Après la libération en 1945, la majorité des Ostarbeiter rentrèrent en Union Soviétique. Dans leur patrie, ils y furent souvent considérés comme des traîtres. Il leurs était difficile de rentrer dans un établissement d’éducation. Ils portaient le stigmate de leur séjour en Allemagne. Ils taisaient le plus souvent cet épisode de leur vie, même à leurs enfants.
La situation changea dans les années 1990. L’Allemagne a alors commencé à verser des indemnités aux victimes du travail forcé. L’histoire des Ostarbeiter était ainsi, en quelque sorte, légalisée et ouvertement présentée alors qu’elle était cachée et considérée comme un passé honteux auparavant. Cinquante ans après, les civils déportés pendant la guerre étaient finalement reconnus comme des victimes du régime nazi. Pourtant, jusqu’au présent, aucun effort n’avait été fait pour rassembler les matériaux d’archives permettant de constituer la liste des déportés d’Union Soviétique vers l’Allemagne. Le présent projet «Liste des déportés» (ost-west.memo.ru) constitue une premier pas.

Le site réunit deux grands groupes de documents, le premier issu des Archives d’État de la Fédération de Russie (GARF) et le second des archives de Memorial International.

Le premier groupe est constitué des listes de déportés des années 1943-1945, conservées dans le fonds de la « Commission Extraordinaire d’État pour l’investigation des crimes des occupants germano-fascistes et leurs alliés, ainsi que les dommages commis à l’égard des citoyens, des kolkhozes, des organisations publiques, des entreprises et institutions d’État » (fonds 7021 du GARF – Archives d’État de la Fédération de Russie). À mesure que les territoires soviétiques étaient libérés, les employés de la commission constituaient de telles listes à partir de l’interrogation des témoins.

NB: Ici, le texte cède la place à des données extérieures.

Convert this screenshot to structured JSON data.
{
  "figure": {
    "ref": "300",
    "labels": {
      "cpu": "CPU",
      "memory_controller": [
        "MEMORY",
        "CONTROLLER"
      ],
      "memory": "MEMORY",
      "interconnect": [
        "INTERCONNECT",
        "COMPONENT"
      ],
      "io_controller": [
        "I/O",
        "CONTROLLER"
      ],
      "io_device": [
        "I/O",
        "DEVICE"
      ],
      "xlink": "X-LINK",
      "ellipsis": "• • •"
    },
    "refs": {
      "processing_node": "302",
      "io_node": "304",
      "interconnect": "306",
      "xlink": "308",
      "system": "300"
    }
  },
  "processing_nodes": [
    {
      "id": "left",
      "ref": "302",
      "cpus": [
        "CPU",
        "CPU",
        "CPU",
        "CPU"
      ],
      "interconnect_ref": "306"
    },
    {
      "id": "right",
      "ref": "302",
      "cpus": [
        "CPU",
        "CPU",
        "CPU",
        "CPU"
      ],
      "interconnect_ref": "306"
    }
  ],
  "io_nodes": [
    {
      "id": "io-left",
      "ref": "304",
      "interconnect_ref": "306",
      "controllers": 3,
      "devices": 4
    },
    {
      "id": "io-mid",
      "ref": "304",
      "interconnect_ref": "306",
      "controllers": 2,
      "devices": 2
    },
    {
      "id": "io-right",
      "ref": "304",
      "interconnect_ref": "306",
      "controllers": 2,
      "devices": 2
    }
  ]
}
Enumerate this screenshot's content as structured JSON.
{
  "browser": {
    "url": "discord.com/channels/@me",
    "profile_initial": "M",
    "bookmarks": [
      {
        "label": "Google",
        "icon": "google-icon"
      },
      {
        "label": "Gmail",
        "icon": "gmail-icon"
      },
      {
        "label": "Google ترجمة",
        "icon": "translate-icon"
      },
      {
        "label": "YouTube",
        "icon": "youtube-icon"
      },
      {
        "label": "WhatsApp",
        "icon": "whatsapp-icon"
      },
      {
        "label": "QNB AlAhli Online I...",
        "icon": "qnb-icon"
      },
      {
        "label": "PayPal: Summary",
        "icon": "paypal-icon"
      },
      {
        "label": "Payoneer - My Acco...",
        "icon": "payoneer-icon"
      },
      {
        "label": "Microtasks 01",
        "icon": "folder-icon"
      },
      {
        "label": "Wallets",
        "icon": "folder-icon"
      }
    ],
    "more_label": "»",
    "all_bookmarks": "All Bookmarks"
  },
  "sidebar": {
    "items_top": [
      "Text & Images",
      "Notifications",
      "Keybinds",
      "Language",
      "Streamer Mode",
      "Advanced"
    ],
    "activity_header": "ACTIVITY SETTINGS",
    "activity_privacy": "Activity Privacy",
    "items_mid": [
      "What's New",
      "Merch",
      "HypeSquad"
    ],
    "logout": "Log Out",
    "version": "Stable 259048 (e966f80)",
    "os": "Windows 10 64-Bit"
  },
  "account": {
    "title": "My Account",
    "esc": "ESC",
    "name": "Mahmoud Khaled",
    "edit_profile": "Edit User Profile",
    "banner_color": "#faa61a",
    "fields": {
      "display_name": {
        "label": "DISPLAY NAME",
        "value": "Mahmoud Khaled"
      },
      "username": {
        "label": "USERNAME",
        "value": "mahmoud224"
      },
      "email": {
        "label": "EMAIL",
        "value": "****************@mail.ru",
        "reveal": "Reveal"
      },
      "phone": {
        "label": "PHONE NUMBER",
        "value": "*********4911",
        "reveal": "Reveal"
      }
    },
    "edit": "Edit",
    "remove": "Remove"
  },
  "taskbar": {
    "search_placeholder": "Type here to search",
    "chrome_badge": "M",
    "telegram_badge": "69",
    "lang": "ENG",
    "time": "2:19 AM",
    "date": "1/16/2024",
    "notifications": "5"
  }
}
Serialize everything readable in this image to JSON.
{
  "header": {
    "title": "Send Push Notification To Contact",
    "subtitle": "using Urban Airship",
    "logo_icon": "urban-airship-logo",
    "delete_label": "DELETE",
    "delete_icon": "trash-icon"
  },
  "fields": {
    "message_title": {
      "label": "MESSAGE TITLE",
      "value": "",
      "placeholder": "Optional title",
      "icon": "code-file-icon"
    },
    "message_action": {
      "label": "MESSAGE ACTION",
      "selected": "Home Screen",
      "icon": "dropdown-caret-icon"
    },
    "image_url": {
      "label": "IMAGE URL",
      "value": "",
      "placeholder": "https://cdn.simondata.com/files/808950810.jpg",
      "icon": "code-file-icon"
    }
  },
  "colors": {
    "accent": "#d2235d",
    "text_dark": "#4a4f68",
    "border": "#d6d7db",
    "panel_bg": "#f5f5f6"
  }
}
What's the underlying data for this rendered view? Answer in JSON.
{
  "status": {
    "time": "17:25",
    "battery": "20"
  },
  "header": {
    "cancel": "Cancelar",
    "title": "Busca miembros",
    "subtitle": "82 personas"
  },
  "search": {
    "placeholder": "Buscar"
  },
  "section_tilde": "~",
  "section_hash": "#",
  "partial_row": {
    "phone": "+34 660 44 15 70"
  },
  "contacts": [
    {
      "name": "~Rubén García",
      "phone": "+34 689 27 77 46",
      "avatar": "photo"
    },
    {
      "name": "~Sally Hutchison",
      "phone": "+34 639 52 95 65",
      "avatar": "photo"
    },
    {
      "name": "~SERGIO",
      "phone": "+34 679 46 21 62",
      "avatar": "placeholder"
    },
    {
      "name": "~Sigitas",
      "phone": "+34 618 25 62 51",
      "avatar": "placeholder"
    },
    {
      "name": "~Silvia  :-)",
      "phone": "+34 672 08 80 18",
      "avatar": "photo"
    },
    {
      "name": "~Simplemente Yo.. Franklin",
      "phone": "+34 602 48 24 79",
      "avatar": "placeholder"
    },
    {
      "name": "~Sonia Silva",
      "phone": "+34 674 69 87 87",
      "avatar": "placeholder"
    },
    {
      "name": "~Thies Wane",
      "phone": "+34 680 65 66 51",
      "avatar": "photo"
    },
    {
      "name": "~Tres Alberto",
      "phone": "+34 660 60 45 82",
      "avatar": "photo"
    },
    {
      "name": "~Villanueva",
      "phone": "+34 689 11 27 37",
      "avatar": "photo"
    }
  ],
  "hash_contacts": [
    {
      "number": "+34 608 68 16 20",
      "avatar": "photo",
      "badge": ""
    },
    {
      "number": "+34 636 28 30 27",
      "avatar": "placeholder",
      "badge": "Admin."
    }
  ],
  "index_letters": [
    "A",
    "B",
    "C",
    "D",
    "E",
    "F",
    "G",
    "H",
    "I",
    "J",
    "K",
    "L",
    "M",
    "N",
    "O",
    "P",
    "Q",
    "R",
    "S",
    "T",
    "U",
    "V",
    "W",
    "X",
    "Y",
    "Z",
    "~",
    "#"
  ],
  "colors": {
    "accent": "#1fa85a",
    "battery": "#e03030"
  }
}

On ne peut pour l’instant qu’évaluer de façon approchée le nombre de personnes inscrites sur ces listes. Il s’agit de centaines de milliers d epersonnes (selon les informations officielles, environ 2 millions de civils furent déportés du territoire soviétique). Les listes sont organisés par régions et agglomérations. Seules les listes concernant les agglomérations de la Russie sont publiées sur le site. Nous envisageons de publier ensuite les listes concernant les populations de Biélorussie et l’Ukraine . En outre, un travail de constitution d’une base de données textuelle est mené.

Le deuxième groupe de documents rassemble les informations et lettres envoyées à l’ONG Memorial par d’anciens Ostarbeiter au début des années 1990. Cet ensemble des données concerne le destin de plus de 320 000 personnes. Nous avons inclus ddans le site les seules informations pour lesquelles nous avons pu identifier le lieu de travail forcé dans l’Allemagne nazie et les territoires occupés.

Tous ces documents sont localisés. Ainsi il est possible de trouver l’information sur un parent déporté à partir de son domicile dans les années 1940 ou du lieu où il fut contraint au travail forcé en Allemagne et dans les territoires occupés.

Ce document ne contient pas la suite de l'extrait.